5 What role does religion play in European settlement of the Americas? How was Christianity used as a tool of colonization? The Catholic Church played a significant role in assimilating Amerindian peoples as well as the suppression of Amerindian traditional religious practice. Religion was an important force in the English North American lands. –In the Protestant colonies of the British, the Americas became a refuge for the Protestants to escape what they believed were the less-than-devout European practices. –Several Protestant groups such as the Pilgrims, Puritans, and Quakers settled American lands. –The Puritan and Protestant traditions were adapted from European models and used as stabilizing and social control in the colonization process Among the Catholic colonies of the French, Spanish, and Portuguese, conversion was a strong motivation for colonization. –The Catholic Church became the main agent for the transmission of European language and culture to the Spanish and Portuguese colonies. –The French Jesuit missionaries established hospitals, schools, and churches in an effort to convert the indigenous population.

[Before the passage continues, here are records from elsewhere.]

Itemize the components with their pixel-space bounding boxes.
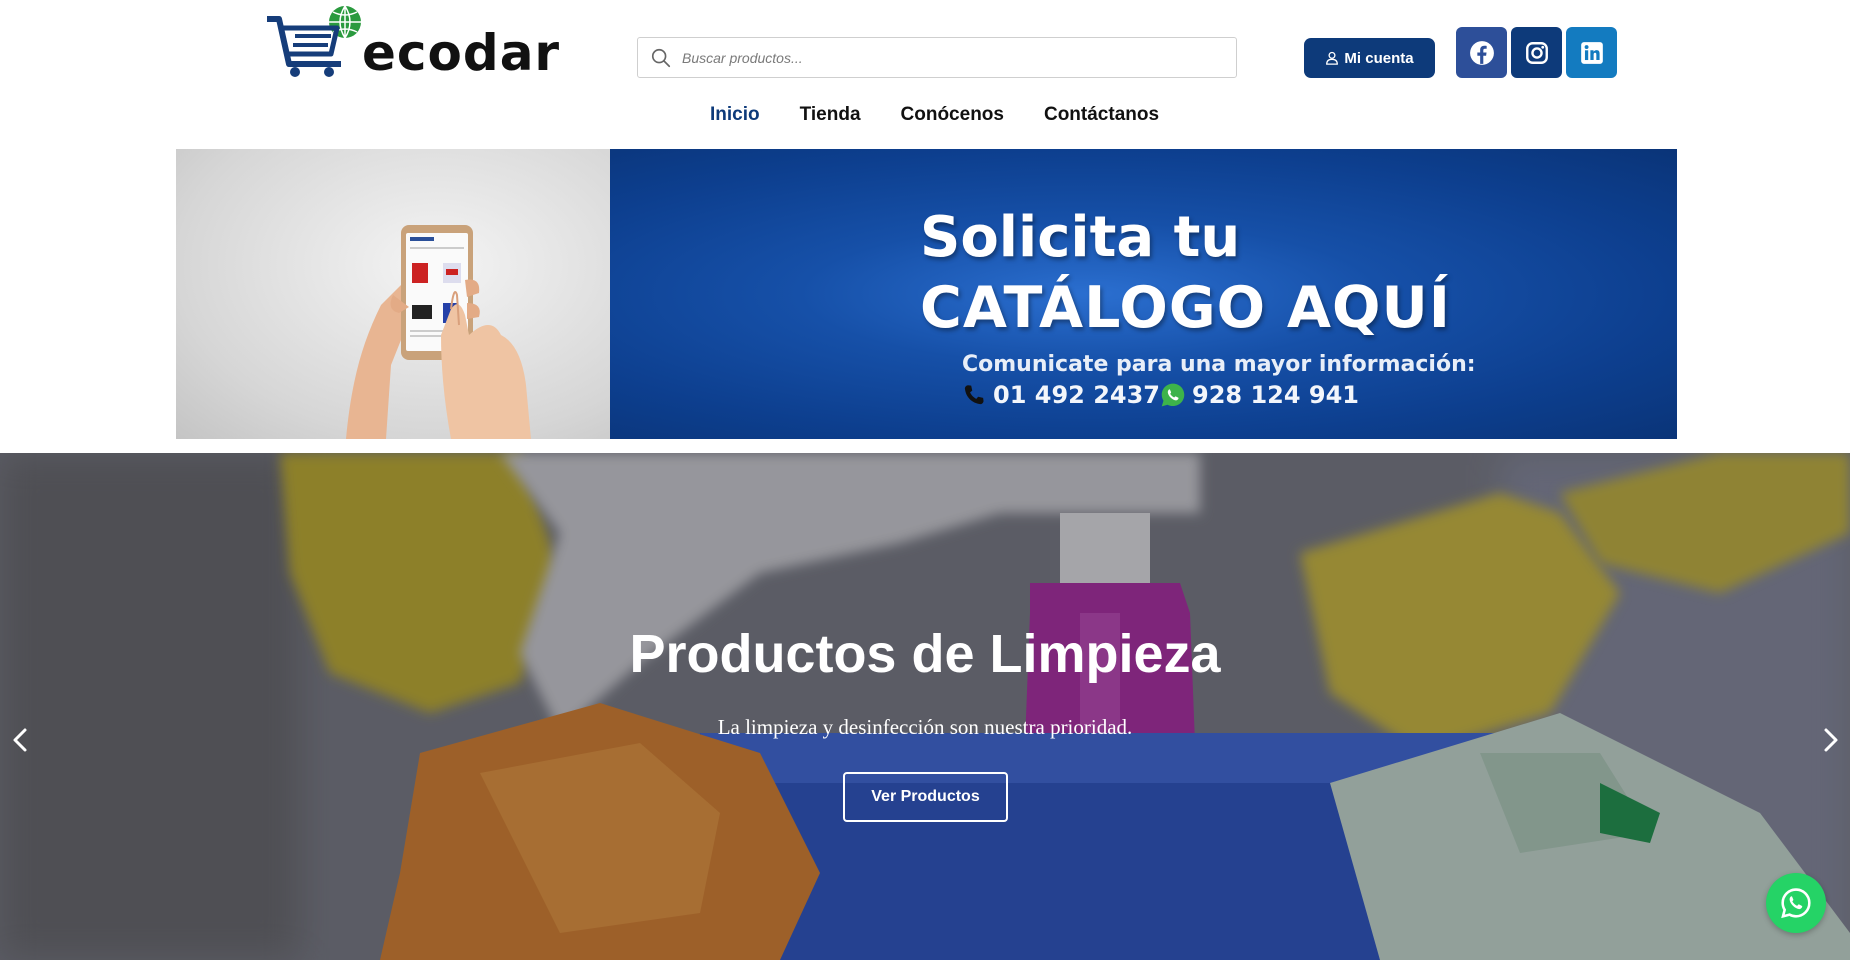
hero-subtitle: La limpieza y desinfección son nuestra p… (717, 715, 1133, 739)
view-products-button[interactable]: Ver Productos (843, 772, 1008, 822)
slider-next-button[interactable] (1816, 715, 1846, 765)
linkedin-link[interactable] (1566, 27, 1617, 78)
product-search (637, 37, 1237, 78)
linkedin-icon (1580, 41, 1603, 64)
site-logo[interactable]: ecodar (265, 2, 565, 78)
hero-slider: Productos de Limpieza La limpieza y desi… (0, 453, 1850, 960)
banner-subtitle: Comunicate para una mayor información: (962, 352, 1476, 377)
whatsapp-icon (1161, 383, 1185, 407)
banner-title-line1: Solicita tu (920, 205, 1241, 270)
user-icon (1326, 51, 1339, 65)
banner-phone-number: 01 492 2437 (993, 381, 1161, 409)
phone-icon (964, 385, 984, 405)
banner-phone: 01 492 2437 (961, 381, 1160, 409)
site-header: ecodar Mi cuenta (0, 0, 1850, 150)
banner-photo (176, 149, 610, 439)
my-account-label: Mi cuenta (1344, 49, 1414, 67)
facebook-link[interactable] (1456, 27, 1507, 78)
chevron-left-icon (13, 728, 27, 752)
hero-title: Productos de Limpieza (629, 624, 1221, 684)
main-nav: Inicio Tienda Conócenos Contáctanos (710, 102, 1159, 128)
my-account-button[interactable]: Mi cuenta (1304, 38, 1435, 78)
cart-globe-icon (267, 5, 361, 77)
logo-wordmark: ecodar (362, 24, 561, 82)
instagram-link[interactable] (1511, 27, 1562, 78)
search-input[interactable] (682, 49, 1222, 66)
banner-whatsapp-number: 928 124 941 (1192, 381, 1360, 409)
instagram-icon (1525, 41, 1548, 64)
hero-overlay (0, 453, 1850, 960)
nav-item-inicio[interactable]: Inicio (710, 102, 760, 128)
chevron-right-icon (1824, 728, 1838, 752)
slider-prev-button[interactable] (5, 715, 35, 765)
search-icon (651, 48, 671, 67)
banner-title-line2: CATÁLOGO AQUÍ (920, 275, 1451, 341)
hand-phone-illustration (346, 225, 531, 439)
whatsapp-chat-button[interactable] (1766, 873, 1826, 933)
nav-item-conocenos[interactable]: Conócenos (901, 102, 1004, 128)
whatsapp-icon (1781, 888, 1811, 919)
nav-item-contactanos[interactable]: Contáctanos (1044, 102, 1159, 128)
nav-item-tienda[interactable]: Tienda (800, 102, 861, 128)
facebook-icon (1469, 40, 1494, 65)
catalog-banner[interactable]: Solicita tu CATÁLOGO AQUÍ Comunicate par… (176, 149, 1677, 439)
banner-whatsapp: 928 124 941 (1160, 381, 1359, 409)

6 The English and French did not colonize the Americas until almost a century after the Spanish and Portuguese. Why? How were the French and English colonies both similar to and different from those of Spain and Portugal? There may be a universal desire to find easily extracted wealth and great indigenous empires. –Colonizers met native peoples with a mixture of violence and diplomacy. African slaves were important in much of the Americas and much of this trade was promoted by the Portuguese from their African conquests while the Spanish had the initial financial resources to explore. The French and the English, however, were initially distracted by civil and foreign wars and so lacked the will and resources to seek colonies any sooner. –When they did begin to colonize, neither country found easily extracted wealth or vast empires – the Spanish and Portuguese had already gotten to the “easy pickins.” –Rather than controlling American expansion through their central governments, both nations acted through private corporations and individual proprietors as in the joint stock exchange corporations. –Both colonized with larger percentages of Europeans than did their Iberian counterparts. While the English favored removal of Native Americans rather than assimilation, the French preferred a policy of conversion of native peoples to Christianity. French Catholic missionaries mastered native languages, created schools, and set up model agricultural communities for the converted

7 What were the different types of forced (coercive) labor practices each practice and explain why each one was preferred in different locations. In addition to African slavery, Europeans used indentured servants in North America, as well as the encomienda and mit’a systems in South America. –Encomienda was the system of land grants that included the human resources that were on the land –Mita was the scheduled labor owed and performed. The initial demand for labor was low because Europeans simply gathered the riches already produced by Amerindians. As wealth became harder to extract, labor demands multiplied. One response was forced labor such as the mita system in Peru. As disease and overwork led to massive Amerindian population loss, labor shortages spread. At the same time, increasingly complicated technologies, such as those for removing silver from ore and producing sugar from cane, called for even more workers. The chief supply to fill that demand was African slaves. Indentured servitude was rejected in the Caribbean because the limited amount of land left them without property when their tenure was complete.